3D printing is hot. We can’t stop hearing about it. How it will be the future of food, of home-wares, of guns. Well you need to start putting 3D fashion seriously on your radar. Fashion designer Iris van Herpen just won a coveted Dutch design award for her 2013 Voltage Couture Collection, which featured two outfits that had been 3D printed.
Van Herpen collaborated with Neri Oxman from the Massachusetts Institute of Technology (MIT) to make the pieces, which combined hard and soft materials, something that’s tricky enough to do with “regular” materials, but way harder when you’re talking about the stuff used by 3D printers.
Van Herpen has created 3D fashion before, but this award really makes people sit up and pay attention to her body of work. Designers are taking notice, and so should you.
“I feel it’s important that fashion can be about much more than consumerism, but also about new beginnings and self-expression,” said Van Herpen in a press release. “I find the process of 3D printing fascinating because I believe it will only be a matter of time before we see the clothing we wear today produced with this technology.”

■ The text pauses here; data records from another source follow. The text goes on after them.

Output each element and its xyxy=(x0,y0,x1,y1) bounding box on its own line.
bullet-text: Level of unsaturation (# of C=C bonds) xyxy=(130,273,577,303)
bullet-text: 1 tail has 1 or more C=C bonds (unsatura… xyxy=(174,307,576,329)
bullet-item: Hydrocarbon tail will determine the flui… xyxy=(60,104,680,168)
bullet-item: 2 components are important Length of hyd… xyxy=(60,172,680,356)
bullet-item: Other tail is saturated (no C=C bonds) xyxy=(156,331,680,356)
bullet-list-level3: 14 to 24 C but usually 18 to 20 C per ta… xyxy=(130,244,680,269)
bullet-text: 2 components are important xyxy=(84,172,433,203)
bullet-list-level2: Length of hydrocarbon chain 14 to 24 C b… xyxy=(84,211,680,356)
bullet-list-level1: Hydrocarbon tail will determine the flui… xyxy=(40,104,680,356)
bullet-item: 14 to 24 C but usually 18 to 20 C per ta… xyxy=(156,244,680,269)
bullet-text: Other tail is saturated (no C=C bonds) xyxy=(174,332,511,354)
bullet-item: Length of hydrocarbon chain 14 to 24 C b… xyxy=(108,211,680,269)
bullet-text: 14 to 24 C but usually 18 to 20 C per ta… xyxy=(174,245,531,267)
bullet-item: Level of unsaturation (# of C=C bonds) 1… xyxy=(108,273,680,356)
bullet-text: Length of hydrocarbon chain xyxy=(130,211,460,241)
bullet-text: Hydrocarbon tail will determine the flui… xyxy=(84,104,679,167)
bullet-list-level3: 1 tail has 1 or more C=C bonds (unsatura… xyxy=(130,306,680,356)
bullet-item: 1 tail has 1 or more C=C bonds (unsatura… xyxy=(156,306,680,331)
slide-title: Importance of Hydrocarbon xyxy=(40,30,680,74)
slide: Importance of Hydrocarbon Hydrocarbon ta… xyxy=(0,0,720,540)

Fashion’s future is changing. We’re moving away from brick-and-mortar stores to online shopping and we’re seeing people innovate in this space in all sorts of ways. From Google Hangouts where fashion designers speak straight to you to designers who make clothes that change color based on your mood (yes, a real thing), this area is constantly evolving.
3D printing takes all the elements of fashion that you know; color, material, shape, and puts it together to make something tangible. For now, it’s about buying what other people have made, but in the future, you might be looking to print out your own dress at home. Sure, that’s a little simplistic, but this technology could really change the way you dress.